Authors: Jiawen Shi, Zenghui Yuan, Guiyao Tie, Pan Zhou, Neil Zhenqiang Gong, Lichao Sun

Published: 2025-04-28

arXiv ID: 2504.19793v3

Added to Library: 2025-11-11 14:19 UTC

Red Teaming

📄 Abstract

Tool selection is a key component of LLM agents. A popular approach follows a two-step process - \emph{retrieval} and \emph{selection} - to pick the most appropriate tool from a tool library for a given task. In this work, we introduce \textit{ToolHijacker}, a novel prompt injection attack targeting tool selection in no-box scenarios. ToolHijacker injects a malicious tool document into the tool library to manipulate the LLM agent's tool selection process, compelling it to consistently choose the attacker's malicious tool for an attacker-chosen target task. Specifically, we formulate the crafting of such tool documents as an optimization problem and propose a two-phase optimization strategy to solve it. Our extensive experimental evaluation shows that ToolHijacker is highly effective, significantly outperforming existing manual-based and automated prompt injection attacks when applied to tool selection. Moreover, we explore various defenses, including prevention-based defenses (StruQ and SecAlign) and detection-based defenses (known-answer detection, DataSentinel, perplexity detection, and perplexity windowed detection).
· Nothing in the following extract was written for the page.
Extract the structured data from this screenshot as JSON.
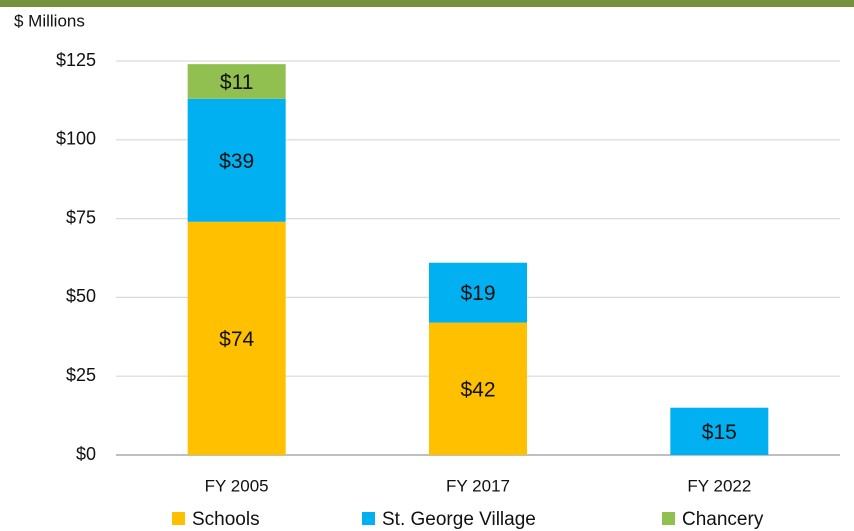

Our experimental results indicate that these defenses are insufficient, highlighting the urgent need for developing new defense strategies.

🔍 Key Points

  • Introduction of ToolHijacker, a prompt injection attack specifically targeting tool selection in LLM agents, which is the first of its kind.
  • Formulation of the attack as an optimization problem that involves a two-phase optimization strategy to craft malicious tool documents effectively.
  • Extensive experimental evaluation demonstrating ToolHijacker's effectiveness in outperforming existing manual and automated prompt injection attacks on multiple LLMs and datasets.
  • Investigation of various prevention-based and detection-based defenses, revealing their inadequacies against ToolHijacker, thus underscoring the urgent need for improved defense mechanisms.
  • The paper provides systematic insights and baseline performance metrics that can guide future research in AI security and tool selection processes.

💡 Why This Paper Matters

The paper is significant as it identifies a crucial vulnerability in LLM agents' tool selection processes. By developing ToolHijacker, the authors not only showcase a novel attack method but also highlight the shortcomings of current defenses, prompting further investigations and innovations in AI security. The findings stress the need for robust frameworks to safeguard against such sophisticated attacks, making it a valuable resource for both researchers and practitioners in the field.

🎯 Why It's Interesting for AI Security Researchers

This paper would be of great interest to AI security researchers as it provides a detailed examination of a novel attack vector that exploits an existing vulnerability in LLMs. The insights gained from the experiments conducted can serve as a foundation for developing more secure LLM systems. Furthermore, the analysis of defense mechanisms against ToolHijacker highlights significant gaps in current security protocols, motivating researchers to innovate new solutions to protect against prompt injection attacks.